Dark, gaining his composure as Wilford walked over to him, analyzed the situation, deciding how best to handle this. Google, as always, was waiting at attention. Dark was the only person he allowed to command him, and he planned on keeping it this way.
“I think I heard you say you were going to carve your name in to Bim’s face?” Dark had a look on his face like he genuinely didn’t care if Wilford did or didn’t carve his name into Bim’s face. He could carve the entire Mona Lisa into the flamboyant game show host’s face and he could not honestly give less of a damn.

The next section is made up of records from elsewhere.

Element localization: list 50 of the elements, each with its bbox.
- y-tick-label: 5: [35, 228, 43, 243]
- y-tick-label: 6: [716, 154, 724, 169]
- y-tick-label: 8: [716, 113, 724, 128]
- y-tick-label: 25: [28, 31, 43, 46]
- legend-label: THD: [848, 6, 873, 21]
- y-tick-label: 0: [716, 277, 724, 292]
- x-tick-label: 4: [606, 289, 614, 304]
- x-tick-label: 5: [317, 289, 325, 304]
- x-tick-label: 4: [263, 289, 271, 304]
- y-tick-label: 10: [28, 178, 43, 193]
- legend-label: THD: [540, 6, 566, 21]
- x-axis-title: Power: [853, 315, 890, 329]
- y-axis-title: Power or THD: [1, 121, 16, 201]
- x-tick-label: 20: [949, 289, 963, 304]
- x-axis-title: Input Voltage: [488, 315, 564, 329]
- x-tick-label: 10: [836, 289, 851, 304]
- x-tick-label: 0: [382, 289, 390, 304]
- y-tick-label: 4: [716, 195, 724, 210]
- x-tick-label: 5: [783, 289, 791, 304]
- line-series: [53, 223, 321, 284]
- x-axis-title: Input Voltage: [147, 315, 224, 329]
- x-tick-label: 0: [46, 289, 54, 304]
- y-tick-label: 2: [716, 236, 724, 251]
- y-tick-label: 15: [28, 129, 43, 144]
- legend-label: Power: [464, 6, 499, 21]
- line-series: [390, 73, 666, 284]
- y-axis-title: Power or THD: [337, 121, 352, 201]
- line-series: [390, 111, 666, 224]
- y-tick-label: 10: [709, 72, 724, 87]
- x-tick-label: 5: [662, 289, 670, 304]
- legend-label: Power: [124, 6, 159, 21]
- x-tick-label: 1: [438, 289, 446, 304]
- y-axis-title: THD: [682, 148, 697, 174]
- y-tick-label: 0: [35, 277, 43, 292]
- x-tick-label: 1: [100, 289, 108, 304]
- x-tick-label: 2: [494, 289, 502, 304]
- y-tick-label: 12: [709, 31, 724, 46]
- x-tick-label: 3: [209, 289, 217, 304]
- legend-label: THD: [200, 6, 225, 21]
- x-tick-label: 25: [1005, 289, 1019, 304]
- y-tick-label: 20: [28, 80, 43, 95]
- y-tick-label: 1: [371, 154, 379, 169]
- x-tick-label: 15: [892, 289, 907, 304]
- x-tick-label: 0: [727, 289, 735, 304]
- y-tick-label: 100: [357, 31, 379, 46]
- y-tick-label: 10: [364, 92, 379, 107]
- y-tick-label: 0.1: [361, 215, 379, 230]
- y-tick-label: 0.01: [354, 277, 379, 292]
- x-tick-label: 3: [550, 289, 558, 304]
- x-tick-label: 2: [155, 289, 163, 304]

“I did say that! What’s it to you! He’s not one of yours! You’re lucky I didn’t use my knife on that Google knock off hiding back there!” Wilford pointed his knife at Oliver who ducked back behind Google. Google cocked his head at Wilford.
“I don’t appreciate you threatening me Wilford. Google Yellow is a piece of me.”
“Yeah, Yeah I know. Therefore he’s yours! I didn’t hurt the son of a bitch!” Wilford grinned. “He ran away too fast for me to.” Google frowned at Wilford.
“Wilford.”
“What the fuck do you want now?!” Wilford turned from Google to Darkiplier slack jawed.
“As I seem to recall, Bim no longer belongs to you. He is, how did you put it? Conspiring with me?” Dark smirked as Wilford’s grin turned into a scowl. “Therefore, I think that Bim belongs to me now, wouldn’t you agree?”
“I’m not taking this shit from you Dark! I don’t take shit from anybody!” Wilford spun around, pointing his knife at everyone in his prosciminity. “Traitors don’t get protection. Now please run along so I can get back to doing my work. Ta-Ta!” Wilford turned towards Bim on the ground and began to step towards him.
Dark nodded at Google who grasped Wilford on the shoulder.
“Now, now, Will. I don’t think you realize what kind of an opportunity you're missing out on here” Dark smirked, knowing he got his attention.
“Opportunity?” Wilford relaxed ever so slightly. Dark nodded to Google to let him go.
“You see I realized after seeing and listening to little Yellow over there; that we didn’t get the whole story now did we?” He looked over to Yellow, “Come here.”